I’ve seen a few GHP torrents doing the rounds but they don’t even begin to scratch the surface. I have at least 16 CD’s worth. All remastered. Full artwork and a fair amount of unreleased/unheard stuff. Watch this space.
…and of course it will put a lid on this particular GHP chapter.
‘Bootlegs’ have been fun but have become less spontaneous for me in 2007. ‘Mashed’ was initially an exciting project/prospect but 3 years took it’s toll and really watered it down to the laughing stock that it was. “Passenger Fever” was fucking cool though. The rest dated back to 2004…hmmm.
Missed opportunity for all involved really and lessons have been learned by everyone.
I’ll save the nitty-gritty for the autobiography…or a paragraph in the Observer Music Monthly.

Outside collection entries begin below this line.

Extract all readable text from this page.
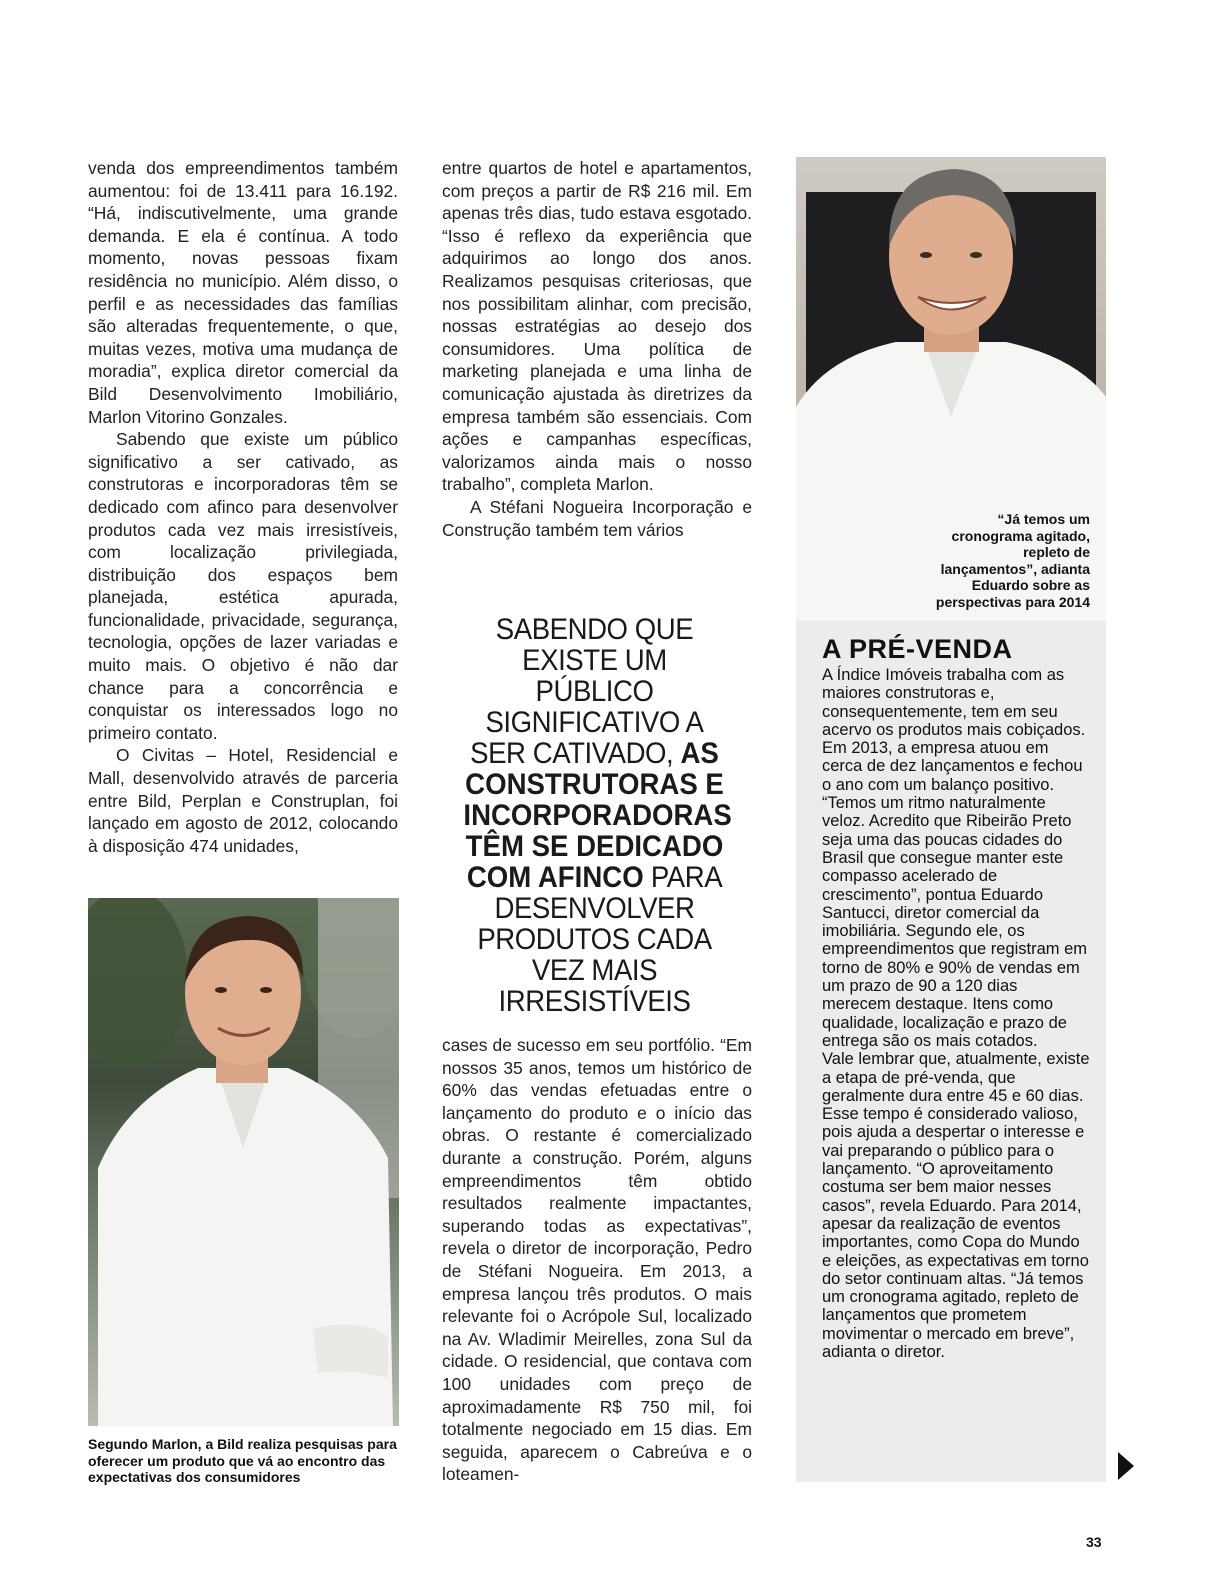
venda dos empreendimentos também aumentou: foi de 13.411 para 16.192. “Há, indiscutivelmente, uma grande demanda. E ela é contínua. A todo momento, novas pessoas fixam residência no município. Além disso, o perfil e as necessidades das famílias são alteradas frequentemente, o que, muitas vezes, motiva uma mudança de moradia”, explica diretor comercial da Bild Desenvolvimento Imobiliário, Marlon Vitorino Gonzales.

Sabendo que existe um público significativo a ser cativado, as construtoras e incorporadoras têm se dedicado com afinco para desenvolver produtos cada vez mais irresistíveis, com localização privilegiada, distribuição dos espaços bem planejada, estética apurada, funcionalidade, privacidade, segurança, tecnologia, opções de lazer variadas e muito mais. O objetivo é não dar chance para a concorrência e conquistar os interessados logo no primeiro contato.

O Civitas – Hotel, Residencial e Mall, desenvolvido através de parceria entre Bild, Perplan e Construplan, foi lançado em agosto de 2012, colocando à disposição 474 unidades,

Segundo Marlon, a Bild realiza pesquisas para oferecer um produto que vá ao encontro das expectativas dos consumidores

entre quartos de hotel e apartamentos, com preços a partir de R$ 216 mil. Em apenas três dias, tudo estava esgotado. “Isso é reflexo da experiência que adquirimos ao longo dos anos. Realizamos pesquisas criteriosas, que nos possibilitam alinhar, com precisão, nossas estratégias ao desejo dos consumidores. Uma política de marketing planejada e uma linha de comunicação ajustada às diretrizes da empresa também são essenciais. Com ações e campanhas específicas, valorizamos ainda mais o nosso trabalho”, completa Marlon.

A Stéfani Nogueira Incorporação e Construção também tem vários

SABENDO QUE EXISTE UM PÚBLICO SIGNIFICATIVO A SER CATIVADO, AS CONSTRUTORAS E INCORPORADORAS TÊM SE DEDICADO COM AFINCO PARA DESENVOLVER PRODUTOS CADA VEZ MAIS IRRESISTÍVEIS

cases de sucesso em seu portfólio. “Em nossos 35 anos, temos um histórico de 60% das vendas efetuadas entre o lançamento do produto e o início das obras. O restante é comercializado durante a construção. Porém, alguns empreendimentos têm obtido resultados realmente impactantes, superando todas as expectativas”, revela o diretor de incorporação, Pedro de Stéfani Nogueira. Em 2013, a empresa lançou três produtos. O mais relevante foi o Acrópole Sul, localizado na Av. Wladimir Meirelles, zona Sul da cidade. O residencial, que contava com 100 unidades com preço de aproximadamente R$ 750 mil, foi totalmente negociado em 15 dias. Em seguida, aparecem o Cabreúva e o loteamen-

“Já temos um cronograma agitado, repleto de lançamentos”, adianta Eduardo sobre as perspectivas para 2014
A PRÉ-VENDA
A Índice Imóveis trabalha com as maiores construtoras e, consequentemente, tem em seu acervo os produtos mais cobiçados. Em 2013, a empresa atuou em cerca de dez lançamentos e fechou o ano com um balanço positivo. “Temos um ritmo naturalmente veloz. Acredito que Ribeirão Preto seja uma das poucas cidades do Brasil que consegue manter este compasso acelerado de crescimento”, pontua Eduardo Santucci, diretor comercial da imobiliária. Segundo ele, os empreendimentos que registram em torno de 80% e 90% de vendas em um prazo de 90 a 120 dias merecem destaque. Itens como qualidade, localização e prazo de entrega são os mais cotados.
Vale lembrar que, atualmente, existe a etapa de pré-venda, que geralmente dura entre 45 e 60 dias. Esse tempo é considerado valioso, pois ajuda a despertar o interesse e vai preparando o público para o lançamento. “O aproveitamento costuma ser bem maior nesses casos”, revela Eduardo. Para 2014, apesar da realização de eventos importantes, como Copa do Mundo e eleições, as expectativas em torno do setor continuam altas. “Já temos um cronograma agitado, repleto de lançamentos que prometem movimentar o mercado em breve”, adianta o diretor.
33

??So, the bootlegs will be taking very much a back-seat for now. Strapped in securely and told not to move or ask ‘are we there yet?’??”
This message is written by Mark Vidler a.k.a. Go Home Productions. His MashUps are among the best things I have heard in years. I still love to listen to MashUps and I think that the genre is not dead yet, but I do agree with Mark that it beginning to show some symptoms of death. It started out as an underground movement, which reminded me of the beginning of punk or of the early days of hiphop. I am too old to feel sad when something changes into the very thing it tried to change or destroy. That is the way things usually go. And there are always new and other underground movements born to start the same process all over again. I am not part of any scene or movement or whatever, so that makes it easy for me to see them change or die.
I have no idea how many good MashUps exist. I have made 16 compilations with MashUps that I really like, but I must have heard only a portion of what is out there.
16 CD’s are enough for the rest of my life, although I wouldn’t mind adding a another few, of course.